While funders such as John Hopkins University, Bill and Melinda Gates Foundation, The Growth fund, and The Jobs Fund are happy to fund projects, they do want to know that the money is being spent correctly. The majority of funding that goes into NGOs is to pay salaries of staff. “Consequently, organisations gain comfort in knowing that a professional organisation like DRG is helping to make sure that every single aspect of an NGO’s people management is compliant,” explains White.
Leaders of NGOs are passionate people and strive to make a difference in the world in some way. “This is a similar culture to that of DRG so there tends to be a natural fit between ourselves and themselves,” added White. “We understand each other and quite often we get asked to sit on the boards of these organisations to help them from a human resources and business administration perspective.”
“Helping these NGOs build their foundation is of absolute importance,” explains Pillay. It starts off with payroll and ensuring that staff are paid accurately, that statuary payments as well as third party payments are done on time and are accounted for. When it comes to human resources, it’s all about getting their documents in order including policies and procedures and aligning these with the funder’s agreement.” This includes ensuring that employees go through a proper induction process, which allows them to familiarise themselves with the environment that they are working in. In this regard contracts and job descriptions are essential to ensure that employees understand what is required of them within the organisation.

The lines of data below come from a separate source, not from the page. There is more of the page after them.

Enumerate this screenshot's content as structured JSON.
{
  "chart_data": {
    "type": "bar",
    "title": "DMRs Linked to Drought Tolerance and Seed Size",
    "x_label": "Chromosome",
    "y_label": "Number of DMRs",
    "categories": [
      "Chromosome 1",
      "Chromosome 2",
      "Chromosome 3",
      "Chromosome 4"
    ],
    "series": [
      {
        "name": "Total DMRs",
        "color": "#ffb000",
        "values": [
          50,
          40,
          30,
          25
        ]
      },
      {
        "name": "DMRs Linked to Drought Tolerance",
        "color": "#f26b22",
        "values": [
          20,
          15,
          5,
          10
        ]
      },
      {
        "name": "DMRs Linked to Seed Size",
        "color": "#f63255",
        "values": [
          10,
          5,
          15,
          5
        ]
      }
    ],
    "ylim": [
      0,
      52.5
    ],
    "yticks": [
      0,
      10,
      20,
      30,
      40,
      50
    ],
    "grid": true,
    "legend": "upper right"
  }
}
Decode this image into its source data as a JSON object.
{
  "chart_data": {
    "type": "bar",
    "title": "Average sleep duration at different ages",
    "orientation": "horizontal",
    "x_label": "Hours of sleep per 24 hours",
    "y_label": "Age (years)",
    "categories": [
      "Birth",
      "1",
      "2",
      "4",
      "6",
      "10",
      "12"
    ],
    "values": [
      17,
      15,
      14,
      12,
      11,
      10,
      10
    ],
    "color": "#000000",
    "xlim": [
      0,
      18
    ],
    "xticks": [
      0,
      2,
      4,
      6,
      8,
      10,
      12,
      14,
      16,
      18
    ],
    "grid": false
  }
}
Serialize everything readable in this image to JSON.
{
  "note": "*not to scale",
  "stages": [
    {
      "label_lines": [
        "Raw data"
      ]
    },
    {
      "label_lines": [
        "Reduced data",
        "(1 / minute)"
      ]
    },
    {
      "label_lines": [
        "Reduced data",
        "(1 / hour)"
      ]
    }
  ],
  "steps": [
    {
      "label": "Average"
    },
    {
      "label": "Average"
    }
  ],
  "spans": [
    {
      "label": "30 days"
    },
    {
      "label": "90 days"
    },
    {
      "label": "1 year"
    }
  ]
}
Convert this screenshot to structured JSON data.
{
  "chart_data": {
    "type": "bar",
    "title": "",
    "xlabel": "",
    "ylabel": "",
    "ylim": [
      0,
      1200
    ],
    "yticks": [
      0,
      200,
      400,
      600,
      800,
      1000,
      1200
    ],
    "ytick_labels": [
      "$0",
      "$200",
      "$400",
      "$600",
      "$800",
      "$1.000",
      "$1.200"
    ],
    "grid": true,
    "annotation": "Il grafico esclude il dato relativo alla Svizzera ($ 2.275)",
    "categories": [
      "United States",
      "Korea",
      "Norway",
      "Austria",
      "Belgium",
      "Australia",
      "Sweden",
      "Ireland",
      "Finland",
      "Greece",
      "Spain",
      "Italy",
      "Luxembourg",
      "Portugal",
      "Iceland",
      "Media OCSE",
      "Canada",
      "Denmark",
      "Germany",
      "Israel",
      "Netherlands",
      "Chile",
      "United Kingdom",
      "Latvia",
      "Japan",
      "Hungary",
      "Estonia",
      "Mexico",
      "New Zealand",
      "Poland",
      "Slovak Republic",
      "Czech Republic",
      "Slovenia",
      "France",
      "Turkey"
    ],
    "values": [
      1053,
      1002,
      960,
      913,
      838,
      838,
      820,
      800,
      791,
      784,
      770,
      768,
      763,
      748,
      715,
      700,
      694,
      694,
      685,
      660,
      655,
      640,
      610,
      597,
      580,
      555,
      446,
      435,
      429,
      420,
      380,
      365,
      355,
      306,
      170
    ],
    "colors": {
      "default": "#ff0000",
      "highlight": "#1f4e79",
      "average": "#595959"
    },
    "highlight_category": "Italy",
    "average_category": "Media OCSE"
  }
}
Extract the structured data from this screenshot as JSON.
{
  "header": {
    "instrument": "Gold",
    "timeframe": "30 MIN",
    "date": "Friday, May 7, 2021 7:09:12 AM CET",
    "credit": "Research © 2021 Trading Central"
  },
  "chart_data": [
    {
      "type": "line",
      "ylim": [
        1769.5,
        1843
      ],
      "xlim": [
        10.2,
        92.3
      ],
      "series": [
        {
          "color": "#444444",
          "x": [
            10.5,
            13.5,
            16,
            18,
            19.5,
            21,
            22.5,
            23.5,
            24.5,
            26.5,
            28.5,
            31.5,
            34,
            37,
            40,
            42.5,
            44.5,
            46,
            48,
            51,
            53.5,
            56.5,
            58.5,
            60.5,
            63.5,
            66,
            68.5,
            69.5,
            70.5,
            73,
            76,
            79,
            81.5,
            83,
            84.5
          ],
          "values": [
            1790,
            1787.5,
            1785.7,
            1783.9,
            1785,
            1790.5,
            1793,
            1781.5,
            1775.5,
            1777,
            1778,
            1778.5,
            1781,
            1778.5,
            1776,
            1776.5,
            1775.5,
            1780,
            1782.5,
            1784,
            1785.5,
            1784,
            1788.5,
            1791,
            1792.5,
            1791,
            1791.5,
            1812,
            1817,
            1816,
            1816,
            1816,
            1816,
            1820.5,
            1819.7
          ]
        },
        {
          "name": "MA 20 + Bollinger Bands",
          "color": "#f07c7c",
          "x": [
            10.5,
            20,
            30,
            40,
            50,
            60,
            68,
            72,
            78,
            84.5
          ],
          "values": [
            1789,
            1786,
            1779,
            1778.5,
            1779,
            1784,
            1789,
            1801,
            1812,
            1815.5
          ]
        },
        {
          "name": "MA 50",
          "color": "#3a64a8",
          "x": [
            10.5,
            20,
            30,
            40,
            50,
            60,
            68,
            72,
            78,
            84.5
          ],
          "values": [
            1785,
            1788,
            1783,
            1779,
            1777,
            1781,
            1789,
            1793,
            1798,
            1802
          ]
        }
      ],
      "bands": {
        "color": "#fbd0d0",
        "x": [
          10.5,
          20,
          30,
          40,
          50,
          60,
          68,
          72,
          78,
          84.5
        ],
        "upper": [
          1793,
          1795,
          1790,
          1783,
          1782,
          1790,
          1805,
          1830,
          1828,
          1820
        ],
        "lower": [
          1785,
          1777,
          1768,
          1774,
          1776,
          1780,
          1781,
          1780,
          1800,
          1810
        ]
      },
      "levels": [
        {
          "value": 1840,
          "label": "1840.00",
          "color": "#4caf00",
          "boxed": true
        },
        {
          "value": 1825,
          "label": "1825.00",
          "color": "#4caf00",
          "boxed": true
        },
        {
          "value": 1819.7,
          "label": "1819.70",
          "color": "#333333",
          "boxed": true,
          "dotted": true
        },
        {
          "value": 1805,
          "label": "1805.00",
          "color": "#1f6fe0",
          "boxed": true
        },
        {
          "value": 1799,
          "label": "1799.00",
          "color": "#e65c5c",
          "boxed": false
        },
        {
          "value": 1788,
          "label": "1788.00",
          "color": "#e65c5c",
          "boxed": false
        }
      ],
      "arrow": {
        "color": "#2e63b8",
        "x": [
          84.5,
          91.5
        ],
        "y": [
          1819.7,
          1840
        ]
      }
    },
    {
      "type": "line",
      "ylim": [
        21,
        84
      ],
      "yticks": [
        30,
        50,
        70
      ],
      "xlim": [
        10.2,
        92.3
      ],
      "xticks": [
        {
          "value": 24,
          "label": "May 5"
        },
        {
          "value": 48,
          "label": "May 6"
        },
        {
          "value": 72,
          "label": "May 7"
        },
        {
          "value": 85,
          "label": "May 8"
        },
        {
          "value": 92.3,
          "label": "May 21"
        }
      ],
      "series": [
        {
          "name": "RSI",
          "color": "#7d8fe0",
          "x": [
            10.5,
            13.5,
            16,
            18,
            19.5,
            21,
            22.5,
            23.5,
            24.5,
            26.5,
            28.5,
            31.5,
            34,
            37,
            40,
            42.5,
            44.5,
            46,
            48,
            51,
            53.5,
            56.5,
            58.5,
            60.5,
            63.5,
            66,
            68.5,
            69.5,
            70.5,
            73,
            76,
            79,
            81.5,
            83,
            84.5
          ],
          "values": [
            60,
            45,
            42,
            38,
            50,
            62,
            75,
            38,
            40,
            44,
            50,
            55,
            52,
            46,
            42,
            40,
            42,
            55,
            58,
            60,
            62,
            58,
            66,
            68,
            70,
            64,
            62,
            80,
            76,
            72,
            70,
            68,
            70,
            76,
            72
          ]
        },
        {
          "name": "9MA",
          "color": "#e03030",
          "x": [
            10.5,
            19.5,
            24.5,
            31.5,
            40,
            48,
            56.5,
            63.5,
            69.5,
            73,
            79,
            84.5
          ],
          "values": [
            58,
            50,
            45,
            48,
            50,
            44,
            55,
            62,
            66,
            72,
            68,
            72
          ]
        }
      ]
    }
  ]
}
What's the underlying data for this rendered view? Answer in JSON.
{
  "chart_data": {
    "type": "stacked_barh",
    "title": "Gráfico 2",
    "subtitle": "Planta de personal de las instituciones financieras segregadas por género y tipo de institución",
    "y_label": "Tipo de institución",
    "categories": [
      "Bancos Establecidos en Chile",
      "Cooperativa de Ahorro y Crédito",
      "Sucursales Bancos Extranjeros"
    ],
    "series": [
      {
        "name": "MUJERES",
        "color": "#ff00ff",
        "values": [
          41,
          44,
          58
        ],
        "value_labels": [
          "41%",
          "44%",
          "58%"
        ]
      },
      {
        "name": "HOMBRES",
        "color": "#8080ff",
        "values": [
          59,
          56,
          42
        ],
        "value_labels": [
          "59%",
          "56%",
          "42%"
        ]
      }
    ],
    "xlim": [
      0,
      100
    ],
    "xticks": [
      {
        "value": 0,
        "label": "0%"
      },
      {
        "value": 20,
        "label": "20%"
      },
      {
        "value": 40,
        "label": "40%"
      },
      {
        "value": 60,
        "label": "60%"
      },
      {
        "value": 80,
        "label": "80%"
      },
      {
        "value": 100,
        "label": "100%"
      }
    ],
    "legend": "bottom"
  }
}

NGOFit will also ensure that policies and procedures are in place to manage labour relations including performance management, grievances, and any potential disciplinary hearings. The time taken for NGOFit to take on an NGO as a new client is very short. “If an Ngo was to come to us in the morning, we would have them set up by the afternoon. It is as easy as that,” explained Pillay.
“We are very excited about NGOFit. It is something that we have wanted to launch for a long time now. We know that it is going to make a difference to NGOs. The NGOs that we have worked with have been so happy with us. Some have been with us for close to 2O years and we want to provide these services to other NGOs so that we can continue to help them with their passions and meeting their goals and responsibilities to their funders,” concluded White.